Avete mai avuto il timore di dimenticare una sensazione? Magari una bella sensazione che, in qualche circostanza, avete provato. Sono quelle le occasioni in cui può capitare di pensare: «Non vorrei mai dimenticarmi come mi sento ora». A Valeria Bidoggia è successo la prima volta in cui è stata nelle Fiandre, oppure, per la precisione, la prima volta in cui ha camminato (sì, è bastato camminare) su un tratto di pavè. Ci racconta di averlo accarezzato, di essersi seduta tra quelle pietre e di aver pensato alla storia: «Non c’è essere vivente che possa aver assistito a ciò a cui ha assistito un sasso, una roccia o qualunque altra creatura inanimata. Vero, lì non c’è la coscienza, ma penso che gli esseri umani, quando vi si accostano, possano sentire qualcosa di particolare. Sì, perché noi sappiamo cos’è accaduto lì. Quante biciclette, quanto dolore, quante voci, quanta speranza, è passata da lì. È difficile da raccontare come tutte le cose che percepiamo, ma io l’ho avvertita e ho chiesto a me stessa di non scordarla».
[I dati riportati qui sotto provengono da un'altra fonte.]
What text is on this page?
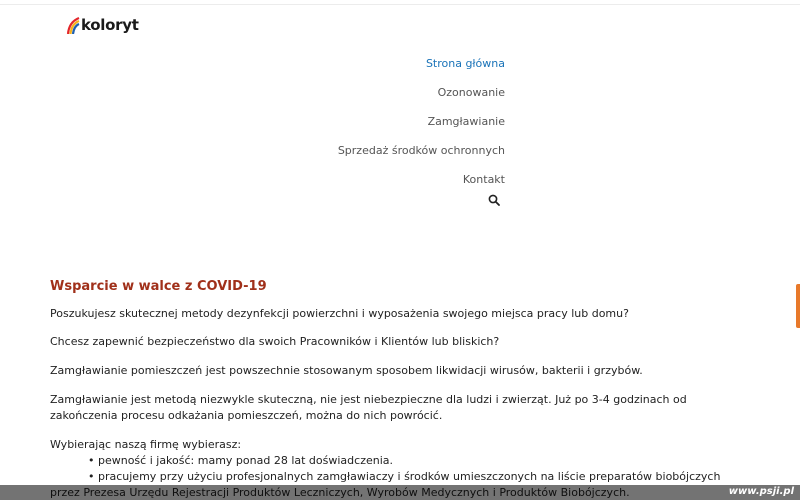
koloryt
Strona główna
Ozonowanie
Zamgławianie
Sprzedaż środków ochronnych
Kontakt
Wsparcie w walce z COVID-19
Poszukujesz skutecznej metody dezynfekcji powierzchni i wyposażenia swojego miejsca pracy lub domu?
Chcesz zapewnić bezpieczeństwo dla swoich Pracowników i Klientów lub bliskich?
Zamgławianie pomieszczeń jest powszechnie stosowanym sposobem likwidacji wirusów, bakterii i grzybów.
Zamgławianie jest metodą niezwykle skuteczną, nie jest niebezpieczne dla ludzi i zwierząt. Już po 3-4 godzinach od
zakończenia procesu odkażania pomieszczeń, można do nich powrócić.
Wybierając naszą firmę wybierasz:
• pewność i jakość: mamy ponad 28 lat doświadczenia.
• pracujemy przy użyciu profesjonalnych zamgławiaczy i środków umieszczonych na liście preparatów biobójczych
www.psji.pl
Però la paura di dimenticare c’è sempre e allora si cerca di tornare, di riprovare quel che già si è provato, nella speranza sia ancora la stessa cosa. Valeria ha fatto proprio così e, sulle pietre, è tornata in bicicletta, nella grande festa del sabato, in cui gli appassionati pedalano sul tragitto, come professionisti veri. A tutti gli effetti perché per le persone che sono a guardare non fa molta differenza chi stia passando in quel momento: si tratta, comunque, di qualcuno che sta andando in bicicletta e, solo per questo, bisogna gridare, fare rumore, incitare, forse anche ballare e cantare. «Sai, tutti vogliono riprovare le cose belle, le cose che li hanno resi felici, ma, come sempre, ci sono due volti: il desiderio e la paura. Volevo pedalare su quei tratti, ma avevo anche timore di non farcela, di non essere all’altezza. Forse, persino, di non provare più la sensazione di quella prima volta e di macchiarne il ricordo. In questi casi serve un obbligo: qualcuno che voglia che tu lo faccia. Il regalo di mio marito, per Natale, è stato proprio questo. Il Fiandre ed il coraggio».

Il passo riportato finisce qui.